We finish the analysis by looking at individual economically high cost events
# Find events with economic cost in billions
billion_list<-which(sdata$propdmgexp=="B")
data_billions<-sdata[billion_list,]
max<-which.max(data_billions$propdmg)
data_billions[max,]
## evtype bgn_date fatalities injuries propdmg propdmgexp
## 605953 FLOOD 1/1/2006 0:00:00 0 0 115 B
## cropdmg cropdmgexp proptotaldmg croptotaldmg totaldmg
## 605953 32.5 M 460 162.5 622.5
## Sort the events with a billion dollar cost
data_billions_ordered<-arrange(data_billions,as.numeric(data_billions$propdmg))

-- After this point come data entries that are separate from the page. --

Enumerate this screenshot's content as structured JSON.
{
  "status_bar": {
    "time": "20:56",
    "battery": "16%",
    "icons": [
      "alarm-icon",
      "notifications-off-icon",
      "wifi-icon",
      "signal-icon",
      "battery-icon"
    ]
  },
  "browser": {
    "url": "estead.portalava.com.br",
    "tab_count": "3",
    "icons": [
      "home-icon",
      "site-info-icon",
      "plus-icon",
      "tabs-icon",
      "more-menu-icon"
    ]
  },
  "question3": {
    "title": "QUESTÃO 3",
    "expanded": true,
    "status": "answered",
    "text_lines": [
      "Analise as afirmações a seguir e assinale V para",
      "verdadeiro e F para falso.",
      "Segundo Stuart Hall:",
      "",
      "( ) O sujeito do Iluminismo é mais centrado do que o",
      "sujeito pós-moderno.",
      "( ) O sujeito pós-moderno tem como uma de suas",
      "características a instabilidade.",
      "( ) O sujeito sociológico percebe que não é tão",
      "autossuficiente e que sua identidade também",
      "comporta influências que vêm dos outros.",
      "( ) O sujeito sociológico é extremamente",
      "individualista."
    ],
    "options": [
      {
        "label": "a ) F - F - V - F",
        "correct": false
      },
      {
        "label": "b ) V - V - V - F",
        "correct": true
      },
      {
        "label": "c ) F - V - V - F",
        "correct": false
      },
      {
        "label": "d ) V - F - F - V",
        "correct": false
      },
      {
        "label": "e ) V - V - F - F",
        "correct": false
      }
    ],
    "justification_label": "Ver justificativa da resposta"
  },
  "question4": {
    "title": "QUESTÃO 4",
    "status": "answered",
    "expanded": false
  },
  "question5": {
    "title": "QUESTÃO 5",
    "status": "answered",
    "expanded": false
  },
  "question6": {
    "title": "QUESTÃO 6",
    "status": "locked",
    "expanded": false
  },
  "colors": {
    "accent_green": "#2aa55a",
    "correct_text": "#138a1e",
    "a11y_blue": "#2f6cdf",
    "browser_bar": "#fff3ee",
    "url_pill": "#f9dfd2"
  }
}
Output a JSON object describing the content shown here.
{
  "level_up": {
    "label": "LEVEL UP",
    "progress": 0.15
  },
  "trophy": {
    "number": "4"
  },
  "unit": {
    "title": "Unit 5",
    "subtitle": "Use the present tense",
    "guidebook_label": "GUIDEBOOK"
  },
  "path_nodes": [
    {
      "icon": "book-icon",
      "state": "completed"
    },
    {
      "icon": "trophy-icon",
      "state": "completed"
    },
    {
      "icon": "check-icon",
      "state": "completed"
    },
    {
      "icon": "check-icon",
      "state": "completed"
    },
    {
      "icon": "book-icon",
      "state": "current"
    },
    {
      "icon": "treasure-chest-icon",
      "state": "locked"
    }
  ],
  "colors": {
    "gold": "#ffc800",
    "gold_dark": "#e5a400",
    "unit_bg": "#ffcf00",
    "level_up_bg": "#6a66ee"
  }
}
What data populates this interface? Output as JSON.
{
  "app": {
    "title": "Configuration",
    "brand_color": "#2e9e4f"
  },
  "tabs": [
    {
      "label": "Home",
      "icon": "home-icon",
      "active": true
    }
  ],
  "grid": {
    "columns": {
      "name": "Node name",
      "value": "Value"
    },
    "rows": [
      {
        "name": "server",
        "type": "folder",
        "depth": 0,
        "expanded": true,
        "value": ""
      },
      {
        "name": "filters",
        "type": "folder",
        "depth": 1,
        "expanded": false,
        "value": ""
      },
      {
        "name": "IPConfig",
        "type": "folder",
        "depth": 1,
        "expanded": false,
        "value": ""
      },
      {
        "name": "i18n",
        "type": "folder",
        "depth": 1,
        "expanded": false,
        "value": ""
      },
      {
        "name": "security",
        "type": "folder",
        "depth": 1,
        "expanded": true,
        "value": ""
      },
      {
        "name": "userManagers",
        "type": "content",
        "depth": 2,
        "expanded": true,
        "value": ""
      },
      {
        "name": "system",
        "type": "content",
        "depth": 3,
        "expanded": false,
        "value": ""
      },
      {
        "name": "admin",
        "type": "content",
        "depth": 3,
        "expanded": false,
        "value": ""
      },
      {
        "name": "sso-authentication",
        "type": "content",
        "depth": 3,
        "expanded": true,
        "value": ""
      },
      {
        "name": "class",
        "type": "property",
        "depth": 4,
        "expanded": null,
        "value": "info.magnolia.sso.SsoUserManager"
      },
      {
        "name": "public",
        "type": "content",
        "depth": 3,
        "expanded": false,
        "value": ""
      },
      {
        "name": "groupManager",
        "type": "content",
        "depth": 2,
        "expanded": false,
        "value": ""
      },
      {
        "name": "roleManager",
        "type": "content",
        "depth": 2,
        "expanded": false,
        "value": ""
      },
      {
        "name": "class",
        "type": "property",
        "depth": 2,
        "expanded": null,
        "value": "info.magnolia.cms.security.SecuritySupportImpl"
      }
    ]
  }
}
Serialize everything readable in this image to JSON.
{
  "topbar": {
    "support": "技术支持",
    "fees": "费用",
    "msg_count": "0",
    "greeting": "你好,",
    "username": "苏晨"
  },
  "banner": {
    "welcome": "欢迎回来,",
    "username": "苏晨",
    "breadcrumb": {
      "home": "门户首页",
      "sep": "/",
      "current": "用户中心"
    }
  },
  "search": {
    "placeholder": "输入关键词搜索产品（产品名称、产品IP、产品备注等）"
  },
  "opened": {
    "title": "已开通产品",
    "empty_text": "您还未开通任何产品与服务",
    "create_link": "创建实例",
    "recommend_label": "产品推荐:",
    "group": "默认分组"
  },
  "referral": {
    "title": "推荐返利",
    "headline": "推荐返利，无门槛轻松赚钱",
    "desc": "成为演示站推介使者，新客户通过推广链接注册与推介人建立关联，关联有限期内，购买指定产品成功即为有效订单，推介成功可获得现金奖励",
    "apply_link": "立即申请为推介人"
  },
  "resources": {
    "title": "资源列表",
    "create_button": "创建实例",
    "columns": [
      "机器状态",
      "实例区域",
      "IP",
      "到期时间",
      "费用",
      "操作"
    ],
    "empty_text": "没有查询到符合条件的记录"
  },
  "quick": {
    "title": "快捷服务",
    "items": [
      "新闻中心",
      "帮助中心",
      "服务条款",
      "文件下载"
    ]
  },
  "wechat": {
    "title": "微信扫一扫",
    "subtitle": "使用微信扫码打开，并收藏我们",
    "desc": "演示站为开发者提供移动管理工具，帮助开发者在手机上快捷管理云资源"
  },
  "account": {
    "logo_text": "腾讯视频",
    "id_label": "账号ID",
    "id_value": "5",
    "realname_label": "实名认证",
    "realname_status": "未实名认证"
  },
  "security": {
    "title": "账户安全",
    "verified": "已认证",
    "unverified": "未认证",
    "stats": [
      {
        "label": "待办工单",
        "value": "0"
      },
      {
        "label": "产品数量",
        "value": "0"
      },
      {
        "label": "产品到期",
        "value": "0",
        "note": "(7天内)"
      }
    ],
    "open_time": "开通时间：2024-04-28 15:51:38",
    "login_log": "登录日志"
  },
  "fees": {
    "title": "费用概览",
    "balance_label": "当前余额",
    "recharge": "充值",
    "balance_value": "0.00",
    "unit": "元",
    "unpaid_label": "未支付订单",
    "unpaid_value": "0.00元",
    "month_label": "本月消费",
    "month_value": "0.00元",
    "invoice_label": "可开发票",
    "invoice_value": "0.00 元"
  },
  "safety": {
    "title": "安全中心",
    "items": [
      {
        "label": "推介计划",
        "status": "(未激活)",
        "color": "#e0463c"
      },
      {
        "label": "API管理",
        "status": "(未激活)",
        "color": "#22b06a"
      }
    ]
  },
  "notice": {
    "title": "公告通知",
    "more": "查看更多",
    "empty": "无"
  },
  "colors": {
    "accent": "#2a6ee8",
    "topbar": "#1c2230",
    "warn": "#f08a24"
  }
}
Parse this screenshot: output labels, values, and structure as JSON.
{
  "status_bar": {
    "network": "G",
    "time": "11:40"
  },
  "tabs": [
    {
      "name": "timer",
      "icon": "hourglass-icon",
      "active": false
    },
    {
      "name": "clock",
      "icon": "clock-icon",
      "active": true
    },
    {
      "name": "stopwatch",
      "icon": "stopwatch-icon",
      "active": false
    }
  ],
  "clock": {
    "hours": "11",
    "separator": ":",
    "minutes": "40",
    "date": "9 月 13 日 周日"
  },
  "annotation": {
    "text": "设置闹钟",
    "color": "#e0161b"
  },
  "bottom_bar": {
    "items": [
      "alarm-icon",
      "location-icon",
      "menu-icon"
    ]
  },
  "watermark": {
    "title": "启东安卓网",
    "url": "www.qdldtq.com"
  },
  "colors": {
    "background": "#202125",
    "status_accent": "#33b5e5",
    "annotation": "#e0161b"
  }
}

# Inspect the most expensive events
tail(data_billions_ordered)
## evtype bgn_date fatalities injuries propdmg
## 35 HURRICANE/TYPHOON 8/28/2005 0:00:00 0 0 7.35
## 36 HURRICANE/TYPHOON 10/24/2005 0:00:00 5 0 10.00
## 37 STORM SURGE 8/29/2005 0:00:00 0 0 11.26
## 38 HURRICANE/TYPHOON 8/28/2005 0:00:00 0 0 16.93
## 39 STORM SURGE 8/29/2005 0:00:00 0 0 31.30
## 40 FLOOD 1/1/2006 0:00:00 0 0 115.00
## propdmgexp cropdmg cropdmgexp proptotaldmg croptotaldmg totaldmg
## 35 B 0.0 29.40 0.0 29.40
## 36 B 0.0 40.00 0.0 40.00
## 37 B 0.0 45.04 0.0 45.04
## 38 B 0.0 67.72 0.0 67.72
## 39 B 0.0 125.20 0.0 125.20
## 40 B 32.5 M 460.00 162.5 622.50
We see that the California floods of 2006 and Hurrican Katrina in August 2005 were the most expensive recent events.